Concerning the profile and the error, we can consider the CDF as a “smart average” in which the a priori information is removed from the L2 profiles and CMs before they are put together in the average. The total error of the L2 product without a priori is higher than the original one, and the effect of the average only partially compensates this error increase. Consequently, even if the total error of the fused product is generally lower than the one of the single L2 fusing product, it is in general higher than the error of the average. The behaviour of the AK matrix is less intuitive, and we will thoroughly analyse it in the presentation of the results.

If the input products are not coincident in time and space, the CDF introduces a coincidence error characterized by a CM S_coinc. In this work, we calculated the diagonal elements of S_coinc as the square of 5 % of the a priori profile x_a, where we choose this value considering the size of the coincidence grid cells used in this study. We calculate the off-diagonal elements of S_coinc, applying an exponential decay with a correlation length of 6 km (Ceccherini et al., 2018). The 5 % choice matured in a heuristic way by varying the percentage value, observing the quality of the fused product in single reference cells, and by looking at the entire dataset in representations similar to Figs. 6 and 7.

The dynamical choice of S_coinc is presented in Ceccherini et al. (2019). Specifically, the a priori error (coincident with the climatological variability) is used as the reference for the diagonal elements and a fixed exponential decay is applied as well. However, the multiplicative factor is calculated by imposing the requirement the cost function of the retrieval be equal to its expected value. That study, which is based on simulated products similar to the ones of this work, shows that even if the coincidence error is strictly needed for the correct behaviour of the CDF product, this is not strongly dependent on its exact amount until it is smaller than the errors of the individual L2 products.

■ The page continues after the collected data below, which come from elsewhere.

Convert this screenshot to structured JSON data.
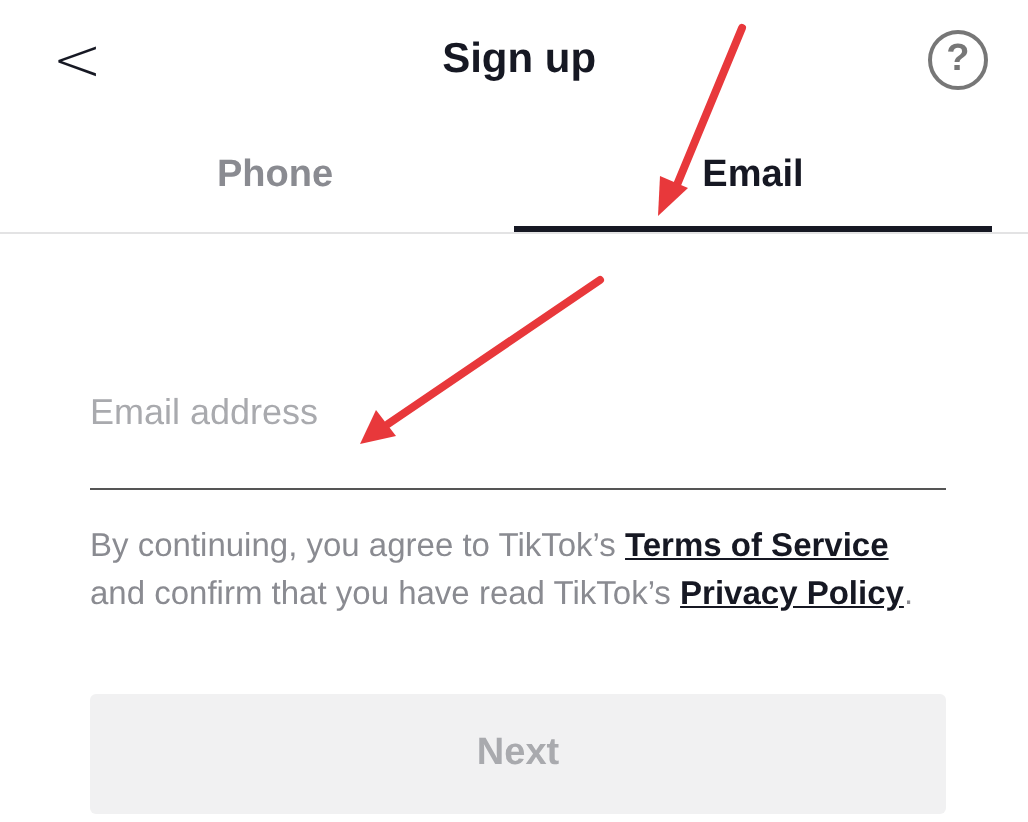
{
  "header": {
    "back": "<",
    "title": "Sign up",
    "help": "?"
  },
  "tabs": [
    {
      "label": "Phone",
      "selected": false
    },
    {
      "label": "Email",
      "selected": true
    }
  ],
  "email_field": {
    "placeholder": "Email address"
  },
  "consent": [
    {
      "kind": "text",
      "text": "By continuing, you agree to TikTok’s "
    },
    {
      "kind": "link",
      "text": "Terms of Service"
    },
    {
      "kind": "text",
      "text": " and confirm that you have read TikTok’s "
    },
    {
      "kind": "link",
      "text": "Privacy Policy"
    },
    {
      "kind": "text",
      "text": "."
    }
  ],
  "next_button": {
    "label": "Next",
    "disabled": true
  },
  "annotations": [
    {
      "kind": "arrow"
    },
    {
      "kind": "arrow"
    }
  ]
}
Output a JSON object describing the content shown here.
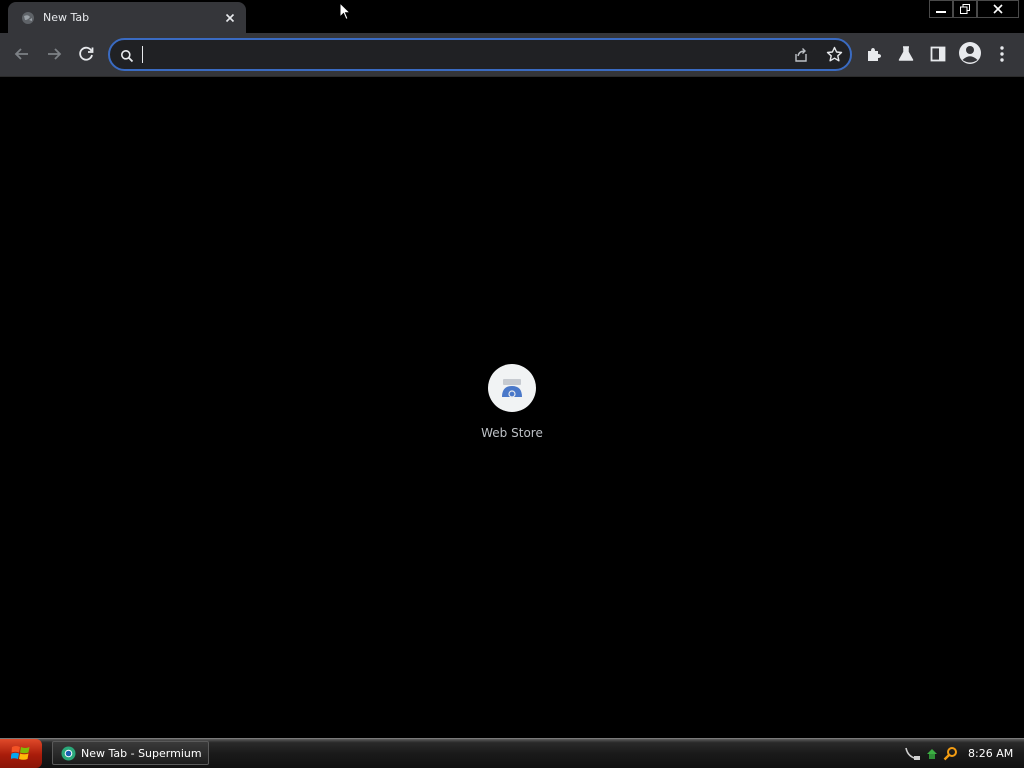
{
  "tab": {
    "title": "New Tab",
    "favicon": "globe-icon",
    "close_icon": "close-icon"
  },
  "window_controls": {
    "minimize_icon": "minimize-icon",
    "maximize_icon": "restore-icon",
    "close_icon": "close-icon"
  },
  "toolbar": {
    "back_icon": "arrow-left-icon",
    "forward_icon": "arrow-right-icon",
    "reload_icon": "reload-icon",
    "extensions_icon": "puzzle-icon",
    "labs_icon": "flask-icon",
    "side_panel_icon": "side-panel-icon",
    "profile_icon": "avatar-icon",
    "menu_icon": "kebab-menu-icon"
  },
  "omnibox": {
    "value": "",
    "search_icon": "search-icon",
    "share_icon": "share-icon",
    "bookmark_icon": "star-icon"
  },
  "shortcuts": [
    {
      "label": "Web Store",
      "icon": "web-store-icon"
    }
  ],
  "taskbar": {
    "start_icon": "windows-logo-icon",
    "items": [
      {
        "label": "New Tab - Supermium",
        "icon": "supermium-icon"
      }
    ],
    "clock": "8:26 AM"
  },
  "colors": {
    "accent": "#3a6bc2",
    "toolbar": "#35363a",
    "omnibox": "#202124",
    "background": "#000000",
    "start": "#c0301a"
  }
}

The formulae of Eq. (6) refer to cases of measurements made on the same vertical grid. In general, an interpolation error may also be needed, considering that the retrievals of the products to be fused can be defined on different vertical grids. In Ceccherini et al. (2018) the general equations of CDF in the case of the fusion of products characterized by different vertical grids are presented and discussed together with the equation of the interpolation error that depends on the involved grids and the AK matrices of the fusing products. However, since the interpolation error does not apply to the present study (we simulated all the L2 products on the same vertical grid), it has not been considered in Eq. (6) or in the following discussion.

2.5 Arithmetical average and biases

Before proceeding, it is necessary to clarify why the arithmetic average of the profiles cannot be considered as a good option to represent a set of products retrieved with optimal estimation techniques.

To do this, we consider N coincident L2 measurements ($i=\mathrm{1},\mathrm{\dots },N$) referring to the same true profile, the same AK matrix and the same CM but having different (noise) errors δ_i randomly generated according to Eq. (3). The total error equation for the ith measurement is given in Eq. (7) and can be easily derived from Eq. (1).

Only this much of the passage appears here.